Родимая сторонка (Макшанихин) - страница 8

— Ни горя-то у них, ни заботушки: поют да играют! — дивились, вздыхая, бабы.

Уходя из избы последним, Кузьма замешкался на пороге.

— Ну, потешил ты нас, Иван Михайлович. Спасибо.

Постоял, подумал, словно еще хотел сказать что, но промолчал и неторопливо закрыл дверь.

С тех пор каждую субботу, по вечерам, солдат молча открывал окно и, выставив трубу граммофона на улицу, заводил его. Под окном, на завалинке, а то и просто на земле, сидели невидимо и безмолвно люди, боясь кашлянуть.

Солдат, проиграв пластинки, так же молча закрывал окно и ложился спать.

Но однажды в субботу не успело открыться в солдатской избе окно, как его закрыл с улицы широкой грудью круглоголовый Кузьма Бесов. Все услышали, как он сказал солдату:

— Вот что, Иван Михайлович, продай-ка ты мне машину эту.

Никто не понял, что ответил ему солдат, но окно в избе закрылось сразу.

— Продаст! — уверенно объявил мужикам Кузьма. — Жрать-то небось нечего. Одной музыкой сыт не будешь. Хе-хе!
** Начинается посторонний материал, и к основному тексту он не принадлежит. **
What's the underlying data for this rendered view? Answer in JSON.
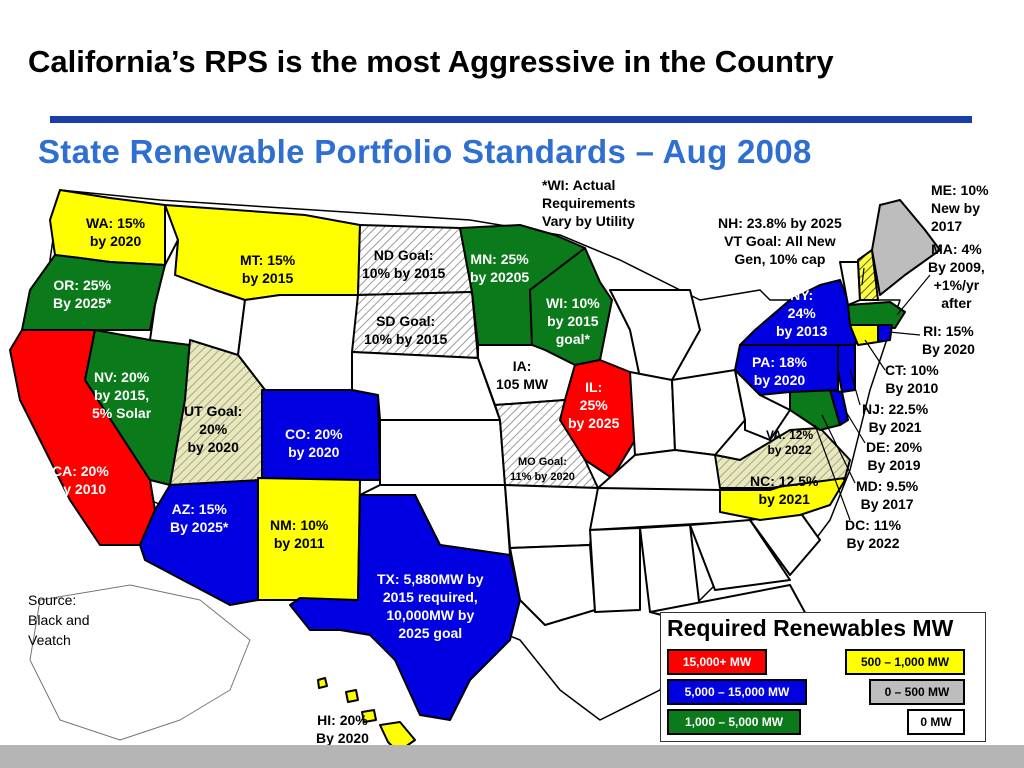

С того дня никто в деревне граммофона больше не слышал. Кузьма заводил его только по большим праздникам, при закрытых окнах, а в дом к нему ходить не смели.

3

Если бы в Курьевке хорошо росла капуста и не было солдата Синицына, может, и не случилось бы ничего. Но капуста в Курьевке росла чахлая, потому что поливать ее было нечем: ручей с весны пересыхал, а в колодцах не хватало воды и для питья. Солдат же ругался и требовал строить миром запруду. Угрюмый и злой, с острым голодным лицом и длинными усищами, он грозил костлявым кулаком и кричал на всю деревню:

— Глядите, мужики, доживем до беды! Надо без кутерьмы, всем сразу. Я вижу, кто тут всех мутит… Меня не обманешь! Эх, темнота! Курицы вы, мать вашу…
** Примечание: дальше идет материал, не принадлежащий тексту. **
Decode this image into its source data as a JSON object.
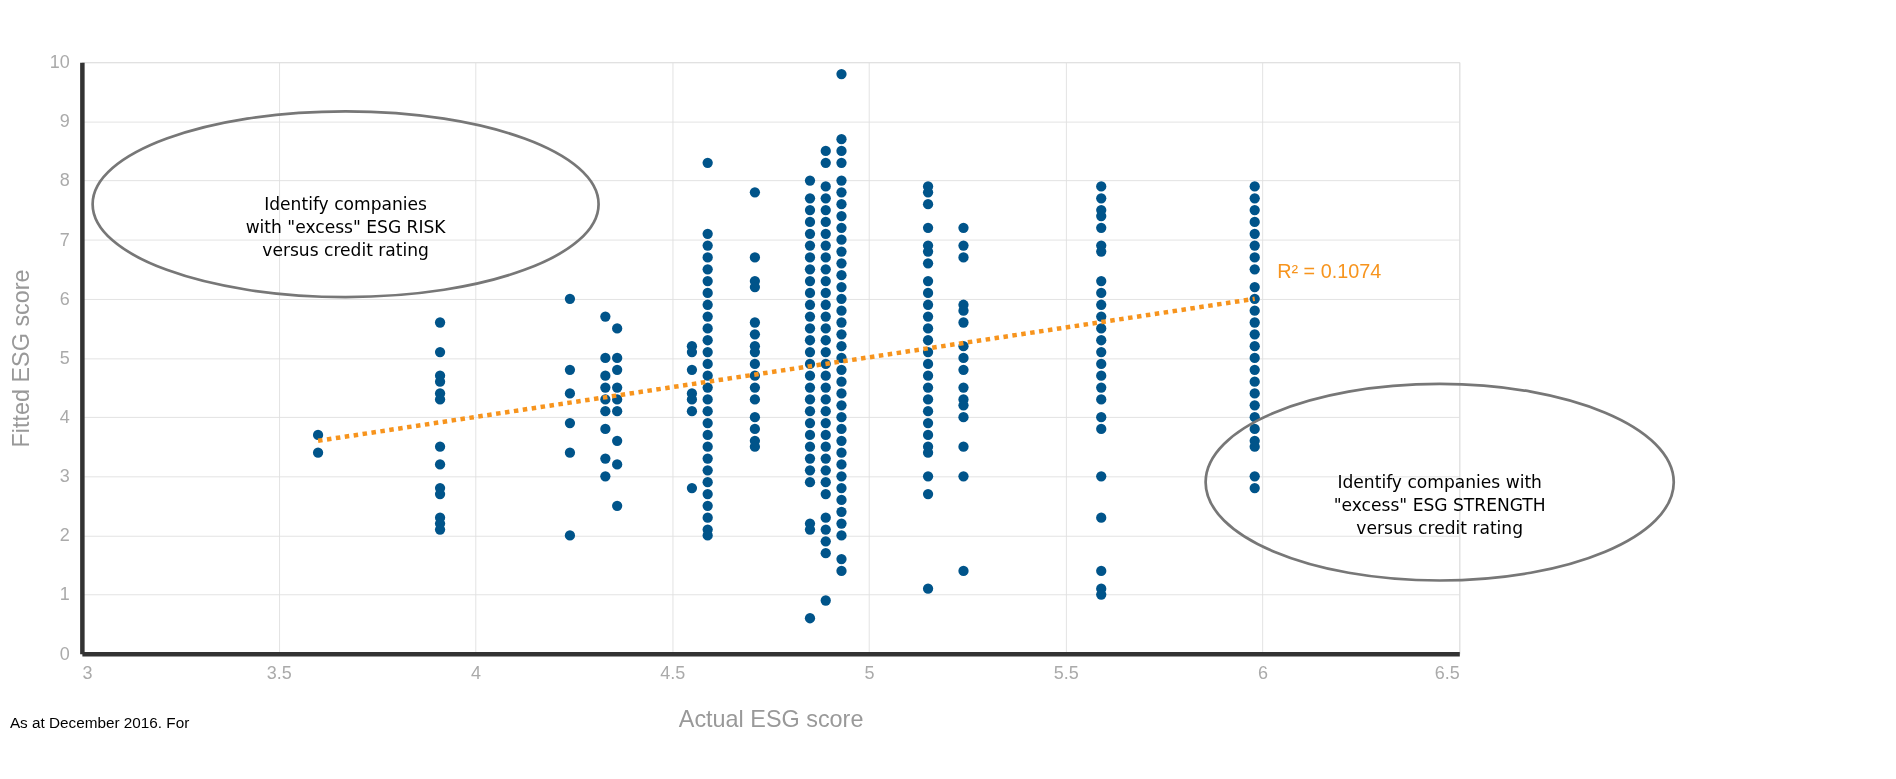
{
  "chart_data": {
    "type": "scatter",
    "xlabel": "Actual ESG score",
    "ylabel": "Fitted ESG score",
    "xlim": [
      3,
      6.5
    ],
    "xticks": [
      3,
      3.5,
      4,
      4.5,
      5,
      5.5,
      6,
      6.5
    ],
    "ylim": [
      0,
      10
    ],
    "yticks": [
      0,
      1,
      2,
      3,
      4,
      5,
      6,
      7,
      8,
      9,
      10
    ],
    "grid": true,
    "annotations": [
      "Identify companies\nwith \"excess\" ESG RISK\nversus credit rating",
      "Identify companies with\n\"excess\" ESG STRENGTH\nversus credit rating",
      "R² = 0.1074",
      "As at December 2016. For"
    ],
    "series": [
      {
        "color": "#00548a",
        "x": [
          3.6,
          3.6
        ],
        "values": [
          3.7,
          3.4
        ]
      },
      {
        "color": "#00548a",
        "x": [
          3.91,
          3.91,
          3.91,
          3.91,
          3.91,
          3.91,
          3.91,
          3.91,
          3.91,
          3.91,
          3.91,
          3.91,
          3.91
        ],
        "values": [
          5.6,
          5.1,
          4.7,
          4.6,
          4.4,
          4.3,
          3.5,
          3.2,
          2.8,
          2.7,
          2.3,
          2.2,
          2.1
        ]
      },
      {
        "color": "#00548a",
        "x": [
          4.24,
          4.24,
          4.24,
          4.24,
          4.24,
          4.24
        ],
        "values": [
          6.0,
          4.8,
          4.4,
          3.9,
          3.4,
          2.0
        ]
      },
      {
        "color": "#00548a",
        "x": [
          4.33,
          4.33,
          4.33,
          4.33,
          4.33,
          4.33,
          4.33,
          4.33,
          4.33
        ],
        "values": [
          5.7,
          5.0,
          4.7,
          4.5,
          4.3,
          4.1,
          3.8,
          3.3,
          3.0
        ]
      },
      {
        "color": "#00548a",
        "x": [
          4.36,
          4.36,
          4.36,
          4.36,
          4.36,
          4.36,
          4.36,
          4.36,
          4.36
        ],
        "values": [
          5.5,
          5.0,
          4.8,
          4.5,
          4.3,
          4.1,
          3.6,
          3.2,
          2.5
        ]
      },
      {
        "color": "#00548a",
        "x": [
          4.55,
          4.55,
          4.55,
          4.55,
          4.55,
          4.55,
          4.55
        ],
        "values": [
          5.2,
          5.1,
          4.8,
          4.4,
          4.3,
          4.1,
          2.8
        ]
      },
      {
        "color": "#00548a",
        "x": [
          4.59,
          4.59,
          4.59,
          4.59,
          4.59,
          4.59,
          4.59,
          4.59,
          4.59,
          4.59,
          4.59,
          4.59,
          4.59,
          4.59,
          4.59,
          4.59,
          4.59,
          4.59,
          4.59,
          4.59,
          4.59,
          4.59,
          4.59,
          4.59,
          4.59,
          4.59,
          4.59,
          4.59
        ],
        "values": [
          8.3,
          7.1,
          6.9,
          6.7,
          6.5,
          6.3,
          6.1,
          5.9,
          5.7,
          5.5,
          5.3,
          5.1,
          4.9,
          4.7,
          4.5,
          4.3,
          4.1,
          3.9,
          3.7,
          3.5,
          3.3,
          3.1,
          2.9,
          2.7,
          2.5,
          2.3,
          2.1,
          2.0
        ]
      },
      {
        "color": "#00548a",
        "x": [
          4.71,
          4.71,
          4.71,
          4.71,
          4.71,
          4.71,
          4.71,
          4.71,
          4.71,
          4.71,
          4.71,
          4.71,
          4.71,
          4.71,
          4.71,
          4.71
        ],
        "values": [
          7.8,
          6.7,
          6.3,
          6.2,
          5.6,
          5.4,
          5.2,
          5.1,
          4.9,
          4.7,
          4.5,
          4.3,
          4.0,
          3.8,
          3.6,
          3.5
        ]
      },
      {
        "color": "#00548a",
        "x": [
          4.85,
          4.85,
          4.85,
          4.85,
          4.85,
          4.85,
          4.85,
          4.85,
          4.85,
          4.85,
          4.85,
          4.85,
          4.85,
          4.85,
          4.85,
          4.85,
          4.85,
          4.85,
          4.85,
          4.85,
          4.85,
          4.85,
          4.85,
          4.85,
          4.85,
          4.85,
          4.85,
          4.85,
          4.85
        ],
        "values": [
          8.0,
          7.7,
          7.5,
          7.3,
          7.1,
          6.9,
          6.7,
          6.5,
          6.3,
          6.1,
          5.9,
          5.7,
          5.5,
          5.3,
          5.1,
          4.9,
          4.7,
          4.5,
          4.3,
          4.1,
          3.9,
          3.7,
          3.5,
          3.3,
          3.1,
          2.9,
          2.2,
          2.1,
          0.6
        ]
      },
      {
        "color": "#00548a",
        "x": [
          4.89,
          4.89,
          4.89,
          4.89,
          4.89,
          4.89,
          4.89,
          4.89,
          4.89,
          4.89,
          4.89,
          4.89,
          4.89,
          4.89,
          4.89,
          4.89,
          4.89,
          4.89,
          4.89,
          4.89,
          4.89,
          4.89,
          4.89,
          4.89,
          4.89,
          4.89,
          4.89,
          4.89,
          4.89,
          4.89,
          4.89,
          4.89,
          4.89,
          4.89
        ],
        "values": [
          8.5,
          8.3,
          7.9,
          7.7,
          7.5,
          7.3,
          7.1,
          6.9,
          6.7,
          6.5,
          6.3,
          6.1,
          5.9,
          5.7,
          5.5,
          5.3,
          5.1,
          4.9,
          4.7,
          4.5,
          4.3,
          4.1,
          3.9,
          3.7,
          3.5,
          3.3,
          3.1,
          2.9,
          2.7,
          2.3,
          2.1,
          1.9,
          1.7,
          0.9
        ]
      },
      {
        "color": "#00548a",
        "x": [
          4.93,
          4.93,
          4.93,
          4.93,
          4.93,
          4.93,
          4.93,
          4.93,
          4.93,
          4.93,
          4.93,
          4.93,
          4.93,
          4.93,
          4.93,
          4.93,
          4.93,
          4.93,
          4.93,
          4.93,
          4.93,
          4.93,
          4.93,
          4.93,
          4.93,
          4.93,
          4.93,
          4.93,
          4.93,
          4.93,
          4.93,
          4.93,
          4.93,
          4.93,
          4.93,
          4.93,
          4.93
        ],
        "values": [
          9.8,
          8.7,
          8.5,
          8.3,
          8.0,
          7.8,
          7.6,
          7.4,
          7.2,
          7.0,
          6.8,
          6.6,
          6.4,
          6.2,
          6.0,
          5.8,
          5.6,
          5.4,
          5.2,
          5.0,
          4.8,
          4.6,
          4.4,
          4.2,
          4.0,
          3.8,
          3.6,
          3.4,
          3.2,
          3.0,
          2.8,
          2.6,
          2.4,
          2.2,
          2.0,
          1.6,
          1.4
        ]
      },
      {
        "color": "#00548a",
        "x": [
          5.15,
          5.15,
          5.15,
          5.15,
          5.15,
          5.15,
          5.15,
          5.15,
          5.15,
          5.15,
          5.15,
          5.15,
          5.15,
          5.15,
          5.15,
          5.15,
          5.15,
          5.15,
          5.15,
          5.15,
          5.15,
          5.15,
          5.15,
          5.15,
          5.15,
          5.15
        ],
        "values": [
          7.9,
          7.8,
          7.6,
          7.2,
          6.9,
          6.8,
          6.6,
          6.3,
          6.1,
          5.9,
          5.7,
          5.5,
          5.3,
          5.1,
          4.9,
          4.7,
          4.5,
          4.3,
          4.1,
          3.9,
          3.7,
          3.5,
          3.4,
          3.0,
          2.7,
          1.1
        ]
      },
      {
        "color": "#00548a",
        "x": [
          5.24,
          5.24,
          5.24,
          5.24,
          5.24,
          5.24,
          5.24,
          5.24,
          5.24,
          5.24,
          5.24,
          5.24,
          5.24,
          5.24,
          5.24,
          5.24
        ],
        "values": [
          7.2,
          6.9,
          6.7,
          5.9,
          5.8,
          5.6,
          5.2,
          5.0,
          4.8,
          4.5,
          4.3,
          4.2,
          4.0,
          3.5,
          3.0,
          1.4
        ]
      },
      {
        "color": "#00548a",
        "x": [
          5.59,
          5.59,
          5.59,
          5.59,
          5.59,
          5.59,
          5.59,
          5.59,
          5.59,
          5.59,
          5.59,
          5.59,
          5.59,
          5.59,
          5.59,
          5.59,
          5.59,
          5.59,
          5.59,
          5.59,
          5.59,
          5.59,
          5.59,
          5.59,
          5.59
        ],
        "values": [
          7.9,
          7.7,
          7.5,
          7.4,
          7.2,
          6.9,
          6.8,
          6.3,
          6.1,
          5.9,
          5.7,
          5.5,
          5.3,
          5.1,
          4.9,
          4.7,
          4.5,
          4.3,
          4.0,
          3.8,
          3.0,
          2.3,
          1.4,
          1.1,
          1.0
        ]
      },
      {
        "color": "#00548a",
        "x": [
          5.98,
          5.98,
          5.98,
          5.98,
          5.98,
          5.98,
          5.98,
          5.98,
          5.98,
          5.98,
          5.98,
          5.98,
          5.98,
          5.98,
          5.98,
          5.98,
          5.98,
          5.98,
          5.98,
          5.98,
          5.98,
          5.98,
          5.98,
          5.98,
          5.98
        ],
        "values": [
          7.9,
          7.7,
          7.5,
          7.3,
          7.1,
          6.9,
          6.7,
          6.5,
          6.2,
          6.0,
          5.8,
          5.6,
          5.4,
          5.2,
          5.0,
          4.8,
          4.6,
          4.4,
          4.2,
          4.0,
          3.8,
          3.6,
          3.5,
          3.0,
          2.8
        ]
      },
      {
        "type": "line",
        "color": "#f7941d",
        "line_style": "dotted",
        "x": [
          3.6,
          5.98
        ],
        "values": [
          3.6,
          6.0
        ]
      }
    ]
  }
}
Его не любили, но уважали и побаивались, чуя за ним силу, а в темных словах его — тяжелую правду. Все помнили, как он пришел с фронта и под его командой осмелевшая беднота отрезала у Кузьмы Бесова и у брата его Яшки Богородицы лишнюю пашню и лесные делянки, забрала лишний хлеб и лошадей.

Бесовы после этого присмирели в первое время, выжидая чего-то. Но ждать им пришлось недолго. Землю солдату пахать было нечем, да и не на чем. У Бесовых росла в полях рожь, а у солдата — полынь да лебеда. И пришлось ему отдавать половину своей земли в аренду исполу.

— Подавился-таки нашей землей, беспортошный! — злобно смеялся над солдатом Яшка Богородица. И, раздувая тонкие ноздри, хлестал обидным словом:

— Л-лодырь!

Солдат стал еще угрюмее и злее. А Бесовы ожили, наглея с каждым днем: Кузьма открыл маслодельню и начал скупать в деревне молоко, а Яков — торговать льном и кожами. Видя, как зажимают они в кулак всю деревню, солдат подговорил мужиков купить сообща сепаратор и устроить молочную артель, а лен и кожи сдать по контрактации степахинскому сельпо. Но Бесовы тут же раздали в долг мужикам ходовые товары, и мужики, как ни ругал их солдат, понесли ловким братьям и молоко, и лен, и кожи.